Very good point. For C, I like the idea of sticking an assertion in there.

assert_always(ptr != nullptr);

(custom assert_always macro, so it doesn't get compiled out in release builds)

I used to ask this same question in interviews: should C code always check for NULL? My favorite answer was that the code should have a notion of boundaries, runtime checks should happen at the boundaries, and debug-only assertions are nice but not required inside the boundaries.

In C a NULL is often a valid non-dereferencable pointer value. If you're checking for invalid pointer values you need to check for any of the 0xfffffffffffffffe possible invalid values. If all you're doing is checking for NULL you're not checking for invalid values at all.

If the precondition of your function is "parameter p can not be NULL" that's fine, go ahead and check for it. If the precondition is "parameter p must be a valid pointer" well then, good luck to you finding the appropriate assertion condition.

My rule of thumb is: if the type system doesn't prevent an invalid value, it's your responsibility to prevent it at run-time.

I've been writing a lot of T-SQL lately, which doesn't let you declare a parameter or variable as NOT NULL. So it's a good idea to check for NULLs as early as reasonable - usually at the top of the stored procedure (for parameters). Otherwise, a NULL might propagate unexpectedly deep into the call hierarchy and cause less-than-obvious problems.

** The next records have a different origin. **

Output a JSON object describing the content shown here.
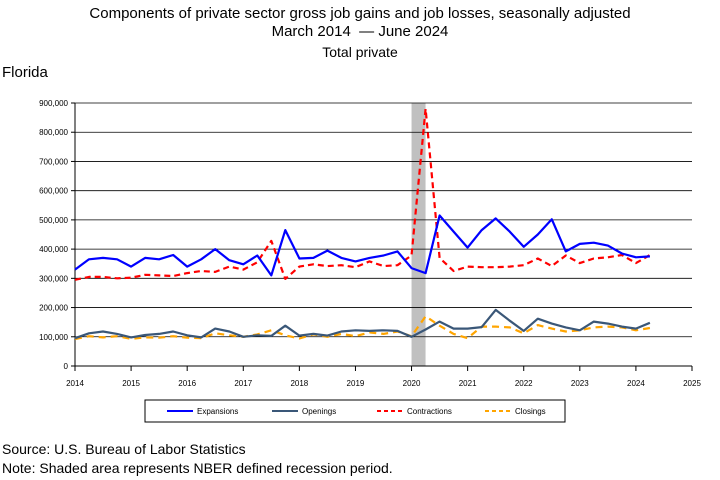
{
  "title": {
    "line1": "Components of private sector gross job gains and job losses, seasonally adjusted",
    "line2_start": "March 2014",
    "line2_end": "June 2024",
    "line3": "Total private"
  },
  "region": "Florida",
  "footer": {
    "source": "Source: U.S. Bureau of Labor Statistics",
    "note": "Note: Shaded area represents NBER defined recession period."
  },
  "colors": {
    "expansions": "#0000ff",
    "openings": "#3a5778",
    "contractions": "#ff0000",
    "closings": "#ffa500",
    "recession": "#c0c0c0"
  },
  "chart_data": {
    "type": "line",
    "xlim": [
      2014,
      2025
    ],
    "ylim": [
      0,
      900000
    ],
    "x_ticks": [
      "2014",
      "2015",
      "2016",
      "2017",
      "2018",
      "2019",
      "2020",
      "2021",
      "2022",
      "2023",
      "2024",
      "2025"
    ],
    "y_ticks": [
      "0",
      "100,000",
      "200,000",
      "300,000",
      "400,000",
      "500,000",
      "600,000",
      "700,000",
      "800,000",
      "900,000"
    ],
    "grid": "horizontal",
    "legend_position": "bottom",
    "recession": [
      2020.0,
      2020.25
    ],
    "x": [
      2014.0,
      2014.25,
      2014.5,
      2014.75,
      2015.0,
      2015.25,
      2015.5,
      2015.75,
      2016.0,
      2016.25,
      2016.5,
      2016.75,
      2017.0,
      2017.25,
      2017.5,
      2017.75,
      2018.0,
      2018.25,
      2018.5,
      2018.75,
      2019.0,
      2019.25,
      2019.5,
      2019.75,
      2020.0,
      2020.25,
      2020.5,
      2020.75,
      2021.0,
      2021.25,
      2021.5,
      2021.75,
      2022.0,
      2022.25,
      2022.5,
      2022.75,
      2023.0,
      2023.25,
      2023.5,
      2023.75,
      2024.0,
      2024.25
    ],
    "series": [
      {
        "name": "Expansions",
        "style": "solid",
        "values": [
          330000,
          365000,
          370000,
          365000,
          340000,
          370000,
          365000,
          380000,
          340000,
          365000,
          400000,
          362000,
          348000,
          378000,
          310000,
          465000,
          368000,
          370000,
          395000,
          370000,
          358000,
          370000,
          378000,
          392000,
          335000,
          318000,
          515000,
          460000,
          405000,
          465000,
          505000,
          460000,
          408000,
          450000,
          502000,
          392000,
          418000,
          422000,
          412000,
          385000,
          372000,
          375000
        ]
      },
      {
        "name": "Openings",
        "style": "solid",
        "values": [
          95000,
          112000,
          118000,
          110000,
          98000,
          106000,
          110000,
          118000,
          105000,
          98000,
          128000,
          118000,
          100000,
          105000,
          103000,
          138000,
          104000,
          110000,
          104000,
          118000,
          122000,
          120000,
          122000,
          120000,
          100000,
          125000,
          152000,
          128000,
          128000,
          133000,
          192000,
          155000,
          120000,
          162000,
          145000,
          132000,
          122000,
          152000,
          145000,
          135000,
          128000,
          148000
        ]
      },
      {
        "name": "Contractions",
        "style": "dashed",
        "values": [
          295000,
          305000,
          305000,
          300000,
          302000,
          312000,
          310000,
          308000,
          318000,
          325000,
          322000,
          340000,
          330000,
          355000,
          428000,
          298000,
          340000,
          348000,
          342000,
          345000,
          338000,
          358000,
          342000,
          345000,
          378000,
          880000,
          370000,
          325000,
          340000,
          338000,
          338000,
          340000,
          345000,
          368000,
          342000,
          378000,
          352000,
          368000,
          372000,
          380000,
          352000,
          380000
        ]
      },
      {
        "name": "Closings",
        "style": "dashed",
        "values": [
          92000,
          102000,
          98000,
          102000,
          93000,
          98000,
          97000,
          102000,
          97000,
          95000,
          112000,
          105000,
          100000,
          108000,
          122000,
          105000,
          94000,
          108000,
          100000,
          110000,
          102000,
          115000,
          110000,
          118000,
          102000,
          170000,
          138000,
          110000,
          95000,
          135000,
          135000,
          132000,
          112000,
          140000,
          128000,
          118000,
          122000,
          132000,
          135000,
          132000,
          122000,
          130000
        ]
      }
    ]
  }
}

Fortunately, the data in the table can be declared as NOT NULL, so these kinds of bugs will usually not corrupt the data, but catching them as early as possible makes life easier. However, if there is piece of logic that writes something to the database depending on the value of some parameter, and that parameter is unexpectedly NULL, that might lead to a wrong thing being written, or a necessary thing not being written at all, effectively corrupting the data.

So, defensive programming all the way, baby!